A chefe do governo britânico enfrenta uma furiosa oposição interna ao acordo e não se sabe até quando vai aguentar-se no poder. No próprio executivo, que aprovou o acordo do Brexit, houve demissões de ministros. Só o ministro do Brexit já é o terceiro. Depois, os deputados britânicos, incluindo os rebeldes do Partido Conservador, estão contra o acordo por causa da questão do backstop. Ameaçam chumbá-lo no Parlamento.

Foi por isso que May, de 62 anos, adiou a votação do acordo. Na quarta-feira sobreviveu a uma moção de censura no Partido Conservador, mas a margem não a deixou festejar por muito tempo e aqueles que pediam a sua demissão continuam a fazê-lo: 200 deputados votaram a favor de May, 117 votaram contra.

O líder do Labour, Jeremy Corbyn, desafiou May a submeter o acordo do Brexit à votação nesta semana. Mas ela nada disse quanto a isso. Downing Street apenas tinha feito saber, através de uma porta-voz, que o voto acontecerá antes de 21 de janeiro. O Brexit está previsto para 29 de março.
May recebeu o presente envenenado do Brexit de David Cameron, o primeiro-ministro que conseguiu uma maioria absoluta à conta da promessa do referendo sobre a saída da UE. A 23 de junho de 2016, 52% votou pelo Brexit. E Cameron demitiu-se.

Em abril de 2017, sentindo a necessidade de se legitimar nas urnas, May optou por eleições antecipadas. As sondagens colocavam o Partido Conservador em vantagem face ao Labour, liderado por Jeremy Corbyn. Mas as contas saíram furadas e a vantagem reduziu consideravelmente, resultando as eleições num hung parliament: May perdeu a maioria que o partido tinha.

Emmanuel Macron: um reformista face à revolta das ruas

Emmanuel Macron chegou com tudo e, passado ano e meio, está mais fragilizado do que nunca. A revolta dos chamados coletes amarelos atingiu proporções inesperadas: seis mortos, 260 feridos, 400 detidos. O chefe do Estado francês, conhecido reformista, tecnocrata, centrista, habituado a enfrentar greves por causa da privatização dos transportes públicos, que desmantelou um código do trabalho arcaico e reformou leis como a do ensino superior e da migração, esbarrou nesta revolta e teve de desistir do aumento dos combustíveis.

De um intransigente "não podemos tolerar qualquer violência", passou a um "França precisa retomar o funcionamento normal". Entretanto prometeu aumentar o salário mínimo nacional em 100 euros e outras medidas, mas os coletes amarelos não ficaram muito convencidos e alguns consideraram tratar-se de meras migalhas.
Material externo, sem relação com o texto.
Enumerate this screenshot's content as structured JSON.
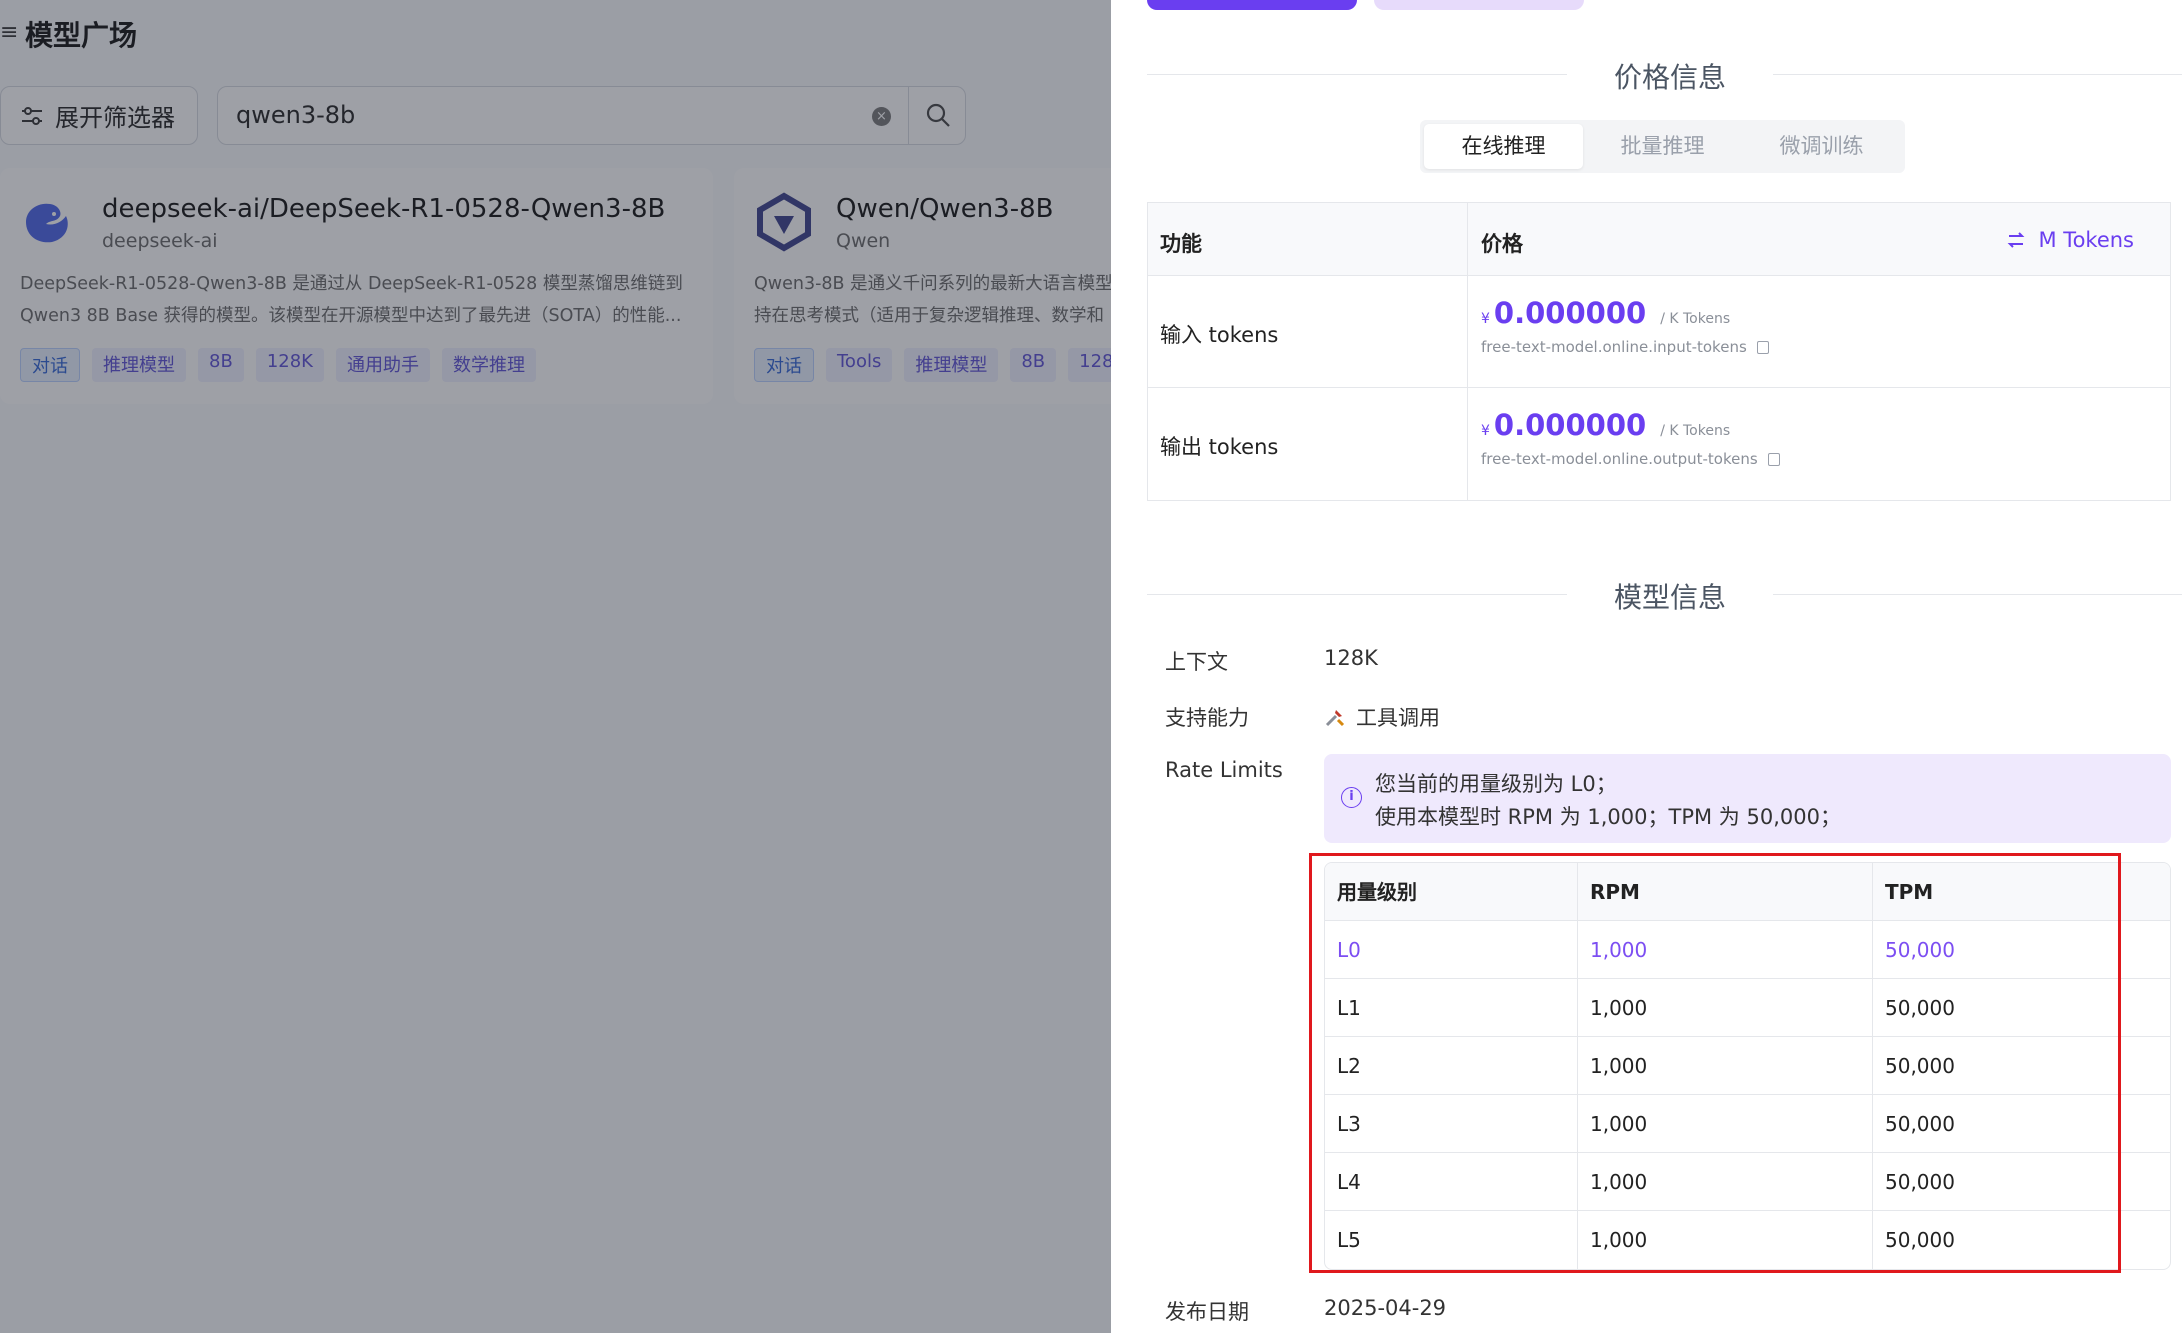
{
  "left": {
    "menu_icon": "≡",
    "title": "模型广场",
    "filter_button": "展开筛选器",
    "search_value": "qwen3-8b",
    "cards": [
      {
        "title": "deepseek-ai/DeepSeek-R1-0528-Qwen3-8B",
        "sub": "deepseek-ai",
        "desc1": "DeepSeek-R1-0528-Qwen3-8B 是通过从 DeepSeek-R1-0528 模型蒸馏思维链到",
        "desc2": "Qwen3 8B Base 获得的模型。该模型在开源模型中达到了最先进（SOTA）的性能...",
        "tags": [
          "对话",
          "推理模型",
          "8B",
          "128K",
          "通用助手",
          "数学推理"
        ]
      },
      {
        "title": "Qwen/Qwen3-8B",
        "sub": "Qwen",
        "desc1": "Qwen3-8B 是通义千问系列的最新大语言模型",
        "desc2": "持在思考模式（适用于复杂逻辑推理、数学和",
        "tags": [
          "对话",
          "Tools",
          "推理模型",
          "8B",
          "128"
        ]
      }
    ]
  },
  "drawer": {
    "price_section": "价格信息",
    "tabs": [
      "在线推理",
      "批量推理",
      "微调训练"
    ],
    "price_table": {
      "col1": "功能",
      "col2": "价格",
      "unit_toggle": "M Tokens",
      "rows": [
        {
          "label": "输入 tokens",
          "yen": "¥",
          "price": "0.000000",
          "unit": "/ K Tokens",
          "code": "free-text-model.online.input-tokens"
        },
        {
          "label": "输出 tokens",
          "yen": "¥",
          "price": "0.000000",
          "unit": "/ K Tokens",
          "code": "free-text-model.online.output-tokens"
        }
      ]
    },
    "model_section": "模型信息",
    "context_label": "上下文",
    "context_value": "128K",
    "capability_label": "支持能力",
    "capability_value": "工具调用",
    "rate_label": "Rate Limits",
    "alert_line1": "您当前的用量级别为 L0；",
    "alert_line2": "使用本模型时 RPM 为 1,000；TPM 为 50,000；",
    "rate_table": {
      "headers": [
        "用量级别",
        "RPM",
        "TPM"
      ],
      "rows": [
        [
          "L0",
          "1,000",
          "50,000"
        ],
        [
          "L1",
          "1,000",
          "50,000"
        ],
        [
          "L2",
          "1,000",
          "50,000"
        ],
        [
          "L3",
          "1,000",
          "50,000"
        ],
        [
          "L4",
          "1,000",
          "50,000"
        ],
        [
          "L5",
          "1,000",
          "50,000"
        ]
      ]
    },
    "release_label": "发布日期",
    "release_value": "2025-04-29"
  },
  "colors": {
    "accent": "#6a3ef0",
    "highlight_border": "#e0181d"
  }
}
Pelo meio o terrorismo regressou a território francês com um ataque num mercado de Natal de Estrasburgo a fazer quatro mortos.

A bem da verdade, em França a rua nunca foi piedosa com o poder: basta pensar no Maio de 1968, na crise do contrato de primeiro emprego ou até na revolta dos subúrbios parisienses, classificados por Nicolas Sarkozy como racaille, ou seja, escumalha.

As medidas adicionais anunciadas por Macron custarão cerca de 10 mil milhões de euros e aumentarão o défice para 3,4% do PIB em 2019, em vez dos 2,8% previstos, ou seja, a França violará as regras do défice. O governo de Itália, atento, já argumentou, uma vez que o seu Orçamento foi rejeitado pela UE, de forma histórica, precisamente aumentar a despesa.

Ex-ministro da Economia de François Hollande, Emmanuel Macron tornou-se, em 2017, o mais jovem presidente de sempre a ser eleito em França. Hoje com 40 anos, faz 41 dia 21, Macron fundou o En Marche!, movimento pelo qual foi eleito e originou o La République em Marche!

Com uma taxa de aprovação de 20% e três franceses em quatro a terem má opinião sobre a sua prestação, Macron viu agora o seu partido ser ultrapassado nas intenções de voto para as eleições europeias pelo de Marine Le Pen (a candidata que ele bateu na segunda volta das presidenciais de 2017). Uma sondagem Ifop, realizada junto de 938 pessoas nos dias 7 e 8 e publicada na quarta-feira pelo jornal L'Opinion, deu 24% das intenções de voto ao Rassemblement National (ex-Frente Nacional) de Marine Le Pen e 18% ao La République en Marche!.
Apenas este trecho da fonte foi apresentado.